An international coalition of anti-tax and free-market groups organized a press conference to garner opposition to carbon pricing legislation that has been introduced in the House of Representatives. Americans for Tax Reform was joined by Canadians Taxpayer Federation, Australian Taxpayers Alliance, Hispanic Leadership Fund, Competitive Enterprise Institute and other groups. Their aim was to shoot down Florida GOP Rep. Carlos Curbelo’s carbon tax bill before it was too late — something ATR spokesman Grover Norquist likened to a getting a colonoscopy before it was too late. (RELATED: Carbon Tax Bill Hits US Congress As Canadians Revolt Against Trudeau’s Climate Policies) 

The representatives from Canada and Australia detailed how much a political death kneel carbon pricing was for politicians in their home countries.

“Carbon taxes are sure election losers,” said Christine Van Geyn, the Ontario director of Canadians Taxpayer Federation.

Van Geyn detailed how carbon pricing is in the process of repeal in her home province of Ontario and is receiving pushback in other provinces, adding that former Ontario Premier Kathleen Wynne’s cap-and-trade carbon tax decimated her party’s popularity. Newly elected Premier Doug Ford won on a platform of eliminating the province’s cap-and-trade system and campaigning against Prime Minister Justin Trudeau’s carbon tax.

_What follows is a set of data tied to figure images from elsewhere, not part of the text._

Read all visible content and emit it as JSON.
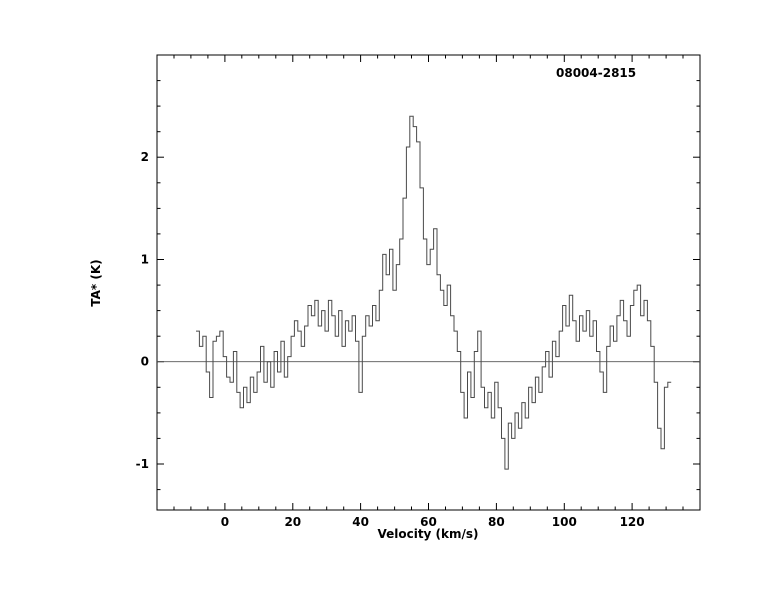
{
  "chart_data": {
    "type": "line",
    "style": "histogram-step",
    "title": "08004-2815",
    "xlabel": "Velocity (km/s)",
    "ylabel": "TA* (K)",
    "xlim": [
      -20,
      140
    ],
    "ylim": [
      -1.45,
      3.0
    ],
    "x_ticks": [
      0,
      20,
      40,
      60,
      80,
      100,
      120
    ],
    "y_ticks": [
      -1,
      0,
      1,
      2
    ],
    "x_minor_step": 5,
    "y_minor_step": 0.25,
    "zero_line": 0,
    "line_color": "#4a4a4a",
    "axis_color": "#000000",
    "background_color": "#ffffff",
    "legend": "none",
    "grid": "off",
    "x_start": -8,
    "x_step": 1,
    "values": [
      0.3,
      0.15,
      0.25,
      -0.1,
      -0.35,
      0.2,
      0.25,
      0.3,
      0.05,
      -0.15,
      -0.2,
      0.1,
      -0.3,
      -0.45,
      -0.25,
      -0.4,
      -0.15,
      -0.3,
      -0.1,
      0.15,
      -0.2,
      0.0,
      -0.25,
      0.1,
      -0.1,
      0.2,
      -0.15,
      0.05,
      0.25,
      0.4,
      0.3,
      0.15,
      0.35,
      0.55,
      0.45,
      0.6,
      0.35,
      0.5,
      0.3,
      0.6,
      0.45,
      0.25,
      0.5,
      0.15,
      0.4,
      0.3,
      0.45,
      0.2,
      -0.3,
      0.25,
      0.45,
      0.35,
      0.55,
      0.4,
      0.7,
      1.05,
      0.85,
      1.1,
      0.7,
      0.95,
      1.2,
      1.6,
      2.1,
      2.4,
      2.3,
      2.15,
      1.7,
      1.2,
      0.95,
      1.1,
      1.3,
      0.85,
      0.7,
      0.55,
      0.75,
      0.45,
      0.3,
      0.1,
      -0.3,
      -0.55,
      -0.1,
      -0.35,
      0.1,
      0.3,
      -0.25,
      -0.45,
      -0.3,
      -0.55,
      -0.2,
      -0.45,
      -0.75,
      -1.05,
      -0.6,
      -0.75,
      -0.5,
      -0.65,
      -0.4,
      -0.55,
      -0.25,
      -0.4,
      -0.15,
      -0.3,
      -0.05,
      0.1,
      -0.15,
      0.2,
      0.05,
      0.3,
      0.55,
      0.35,
      0.65,
      0.4,
      0.2,
      0.45,
      0.3,
      0.5,
      0.25,
      0.4,
      0.1,
      -0.1,
      -0.3,
      0.15,
      0.35,
      0.2,
      0.45,
      0.6,
      0.4,
      0.25,
      0.55,
      0.7,
      0.75,
      0.45,
      0.6,
      0.4,
      0.15,
      -0.2,
      -0.65,
      -0.85,
      -0.25,
      -0.2
    ]
  }
}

Tim Andrews, the executive director of Australian Taxpayers Alliance, explained how carbon taxes ended the careers of two different prime ministers in his country. Speaking on how a tax on energy disproportionately hurts the poor and elderly, Andrews said D.C. think tanks that support such measures simply don’t understand the problems of the common man.

All the hubbub surrounds Curbelo’s legislation that calls for a tax on greenhouse gas emissions — making him the first Republican congressman to do so in nearly 10 years.

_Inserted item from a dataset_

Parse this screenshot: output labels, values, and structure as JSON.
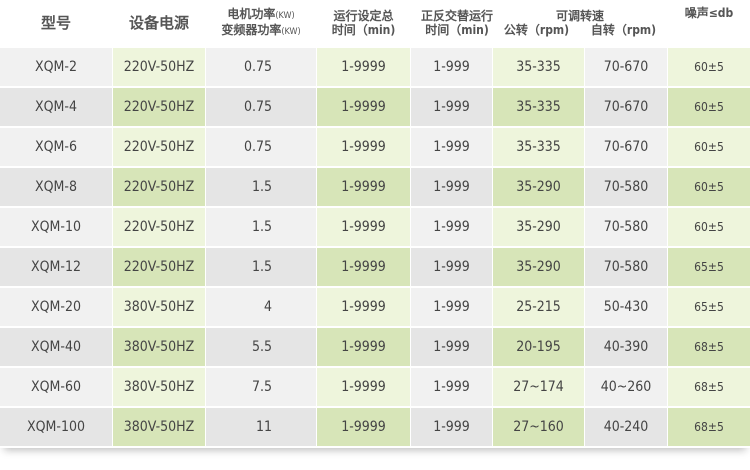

Curbelo, a GOP lawmaker representing a blue district in the Miami area, has attempted to showcase his bipartisan bonafides ahead of what will certainly be a difficult midterm election. However, even the Florida lawmaker has acknowledged his bill is unlikely to see the light of day. Speaking at Washington forum on Monday, Curbelo said, at the very least, his bill would spark a conversation.

“I truly believe that one day this bill, or legislation similar to it, will become law,” he stated. “It will spark an important debate about investing in our country’s infrastructure, the way we tax and what to do to protect the environment.”

Only six Republicans voted against a resolution pushed by House Majority Whip Steve Scalise that calls a carbon tax “detrimental to the United States economy,” revealing the immense unpopularity of the measure with the Republican majority. That same resolution also enjoyed bipartisan support, receiving votes of support from seven Democrats.

Grover Norquist, leader of Americans for Tax Reform, closed his press conference by indicating the subject would be a campaign issue.